In a nutshell, the lightning strike was direct and powerful enough that it simultaneously took out the transformer, and phase control system necessary for initiating the backup generator system. Amazon is in the process of restoring service and data for customers–a process that is taking longer than expected, and has required Amazon to add additional server capacity to handle the load.
So, what are the lessons to be learned here? Well, Amazon should do a post mortem once the service is fully recovered. First, Amazon should analyze the circumstances that led to both primary and backup power being impacted at the same time. It should determine the likelihood of such an event occurring again, and what–if anything–can be done to avoid it. Perhaps the backup power should be on a different grid from the primary power, or maybe this is such a fluke incident that such an investment is cost-prohibitive.
Next, Amazon should review the recovery and restoration process. It should consider the hurdles and stumbling blocks it has encountered–like needing additional server capacity to handle the load more efficiently–and it should revise incident response processes and procedures to make any future disaster recovery operations more effective and efficient.
If you are a customer of Amazon, or Microsoft–which was also affected by the Dublin lightning storm, or any other cloud data or server service, there are lessons to be learned as well. As I explained a few months ago following a cloud outage for Amazon in the United States, “Don’t use cloud services unless you can adequately answer the question “what happens to my business if the cloud service in unavailable?””
You should have your own redundancy and disaster recovery systems in place. Depending on how crucial your cloud server or data storage are to normal business operations, you could contract with more than one cloud service provide to hedge your bets and prevent an outage at one provider from taking down all of your operations at once.
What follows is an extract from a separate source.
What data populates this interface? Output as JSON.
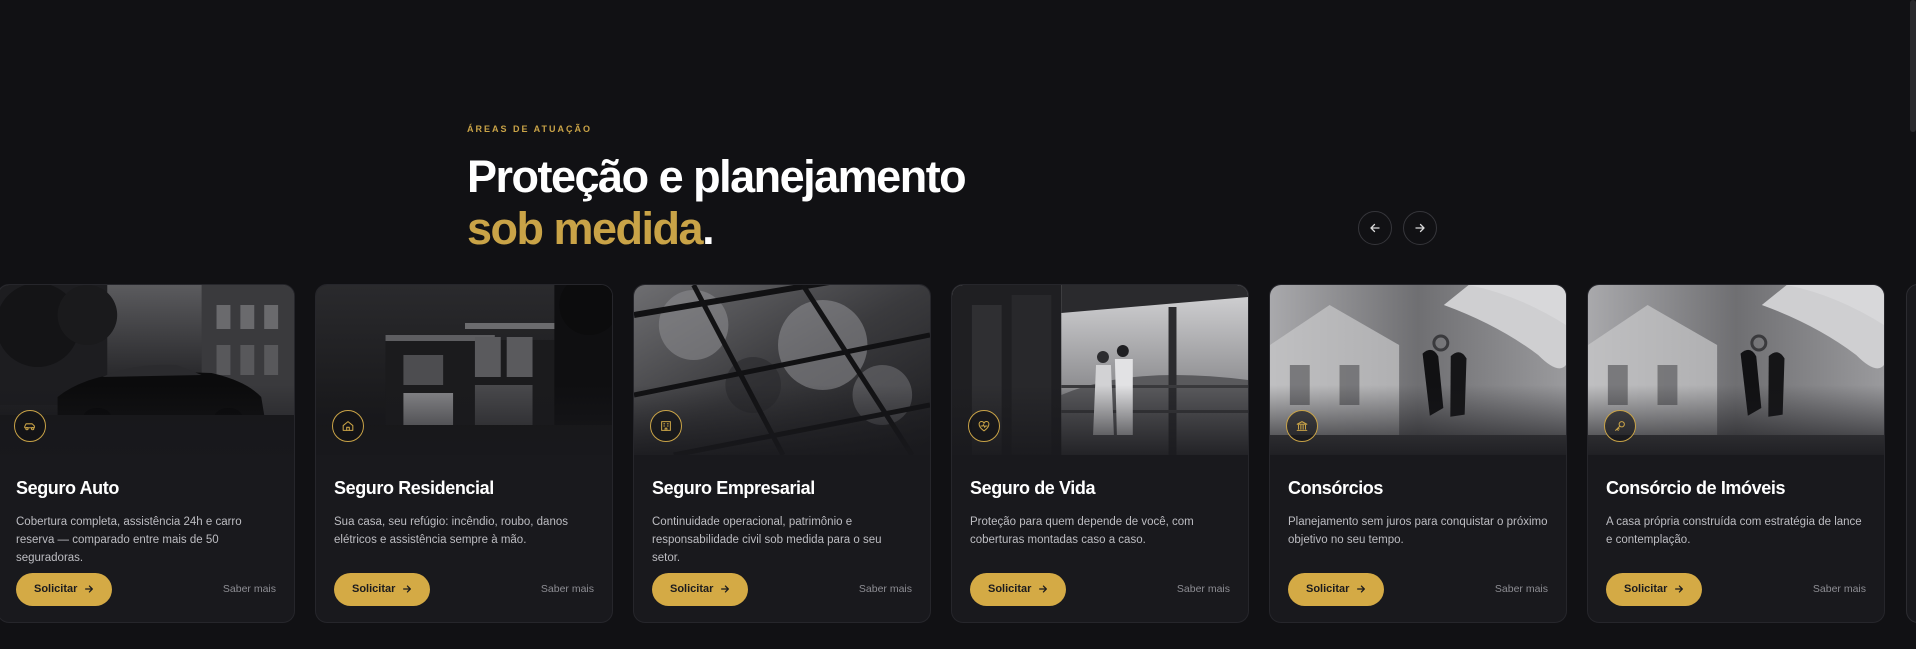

You should also make sure you understand the failover and redundancy mechanisms offered by your cloud provider. Amazon offers Availability Zones that enable customers to set up their own redundancy within the cloud.
The ultimate lesson, though, is that nothing is 100 percent guaranteed. Even the most reliable service can be knocked offline by a fluke natural disaster, or even catastrophic human error. Your mission is to develop a system that enables you to continue business operations no matter what.